ReachOut provides online support to young people going through tough times. It provides online resources like real stories and fact sheets which are written alongside young people, and a peer-support forum which is a space where young people can talk about mental health issues and receive support and help. In 2008, ReachOut opened sites in Ireland and the USA. Both sites were later closed.

==Site content==

===Writing style and tone===
The majority of ReachOut is written in an informal tone to appeal to the younger audience. The writing is often broken up into smaller sections or contains lists, and is usually accompanied by an image.

===Site authors===
Young people play a key role in writing content and developing ReachOut. The service often partners with other health and community service organisations to provide accurate and current information. As the site is informational, users are referred to phone and web counselling services such as Kids Helpline and Lifeline.

== Target Audience ==
ReachOut.com is primarily targeted towards children and adolescents in Australia, particularly ones that are going through challenging times. As of 2023, ReachOut does not offer its services in any other countries, and the website requires an official Australian postal code to access. Staff have redirected overseas users to similar websites, such as Kooth and SANE, to ensure that they get the support they need.

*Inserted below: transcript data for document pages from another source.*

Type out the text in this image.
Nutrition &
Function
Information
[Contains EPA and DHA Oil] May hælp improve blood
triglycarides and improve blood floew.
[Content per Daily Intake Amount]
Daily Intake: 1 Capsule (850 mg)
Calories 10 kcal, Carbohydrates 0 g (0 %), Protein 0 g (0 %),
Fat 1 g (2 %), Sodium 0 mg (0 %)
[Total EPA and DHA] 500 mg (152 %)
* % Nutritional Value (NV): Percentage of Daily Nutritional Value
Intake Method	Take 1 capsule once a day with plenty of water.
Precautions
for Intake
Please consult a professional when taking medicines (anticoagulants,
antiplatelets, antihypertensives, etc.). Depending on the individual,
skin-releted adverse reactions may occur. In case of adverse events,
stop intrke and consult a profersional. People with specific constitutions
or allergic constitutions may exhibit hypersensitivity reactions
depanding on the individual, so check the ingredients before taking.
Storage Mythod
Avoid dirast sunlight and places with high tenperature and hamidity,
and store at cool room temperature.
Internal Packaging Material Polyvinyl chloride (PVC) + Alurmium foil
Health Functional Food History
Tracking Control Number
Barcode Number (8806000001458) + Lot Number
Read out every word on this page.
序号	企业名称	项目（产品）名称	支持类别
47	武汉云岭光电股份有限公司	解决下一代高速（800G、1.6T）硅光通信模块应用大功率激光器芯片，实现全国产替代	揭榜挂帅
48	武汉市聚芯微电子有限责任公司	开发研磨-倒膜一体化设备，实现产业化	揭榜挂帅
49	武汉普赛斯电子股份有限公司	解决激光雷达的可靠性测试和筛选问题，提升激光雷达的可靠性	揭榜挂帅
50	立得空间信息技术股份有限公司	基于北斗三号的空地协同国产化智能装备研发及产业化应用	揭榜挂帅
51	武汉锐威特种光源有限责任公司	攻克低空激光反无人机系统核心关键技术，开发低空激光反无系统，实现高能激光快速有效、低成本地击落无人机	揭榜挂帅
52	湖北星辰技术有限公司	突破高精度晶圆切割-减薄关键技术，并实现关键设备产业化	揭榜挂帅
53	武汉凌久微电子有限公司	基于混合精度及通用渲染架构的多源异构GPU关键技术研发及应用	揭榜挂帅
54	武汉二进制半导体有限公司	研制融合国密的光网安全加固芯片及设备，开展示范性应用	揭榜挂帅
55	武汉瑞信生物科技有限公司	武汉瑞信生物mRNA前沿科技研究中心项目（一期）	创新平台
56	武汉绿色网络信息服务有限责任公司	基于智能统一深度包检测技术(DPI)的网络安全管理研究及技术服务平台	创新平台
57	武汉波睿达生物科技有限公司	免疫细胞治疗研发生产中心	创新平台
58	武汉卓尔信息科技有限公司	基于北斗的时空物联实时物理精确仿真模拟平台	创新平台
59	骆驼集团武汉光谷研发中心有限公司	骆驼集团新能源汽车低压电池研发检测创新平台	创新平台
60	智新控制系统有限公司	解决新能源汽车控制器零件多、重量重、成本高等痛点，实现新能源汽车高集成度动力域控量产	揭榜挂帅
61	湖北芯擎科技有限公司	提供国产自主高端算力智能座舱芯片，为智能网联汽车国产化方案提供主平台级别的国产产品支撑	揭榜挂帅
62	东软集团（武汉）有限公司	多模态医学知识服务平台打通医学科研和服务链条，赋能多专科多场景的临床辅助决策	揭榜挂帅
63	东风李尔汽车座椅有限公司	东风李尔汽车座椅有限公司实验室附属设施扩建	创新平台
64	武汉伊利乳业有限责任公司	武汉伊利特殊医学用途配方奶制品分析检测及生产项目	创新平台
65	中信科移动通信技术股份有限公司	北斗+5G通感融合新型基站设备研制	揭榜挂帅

==Services Linked With ReachOut.com==
Reach Out.com has expanded its website to include new services.

===ReachOut Central===
ReachOut Central is a "serious" game that works interactively to help young people explore how thinking, behaviour and feelings interact with each other. A series of real life scenarios allow users to discover how the way they think and feel can positively influence their behaviour (or vice versa) and the impact this has on the outcome of situations. The information provided in the game links with information provided on ReachOut.com through the format of tips and tricks and links to fact sheets.

On 17 September 2007, ReachOut Central launched as a full version game after a successful run with the pilot program with limited scenarios. The current version of the game allows for further expansion in additional scenarios that can be scripted and updated when new information is made available.

Within two weeks of launching ReachOut Central was nominated and eventually named as a winner in the Changemakers.net Why Games Matter Competition. The announcement of the win with two other games was made on 8 November 2007. The interactive game was the only Australian game nominated.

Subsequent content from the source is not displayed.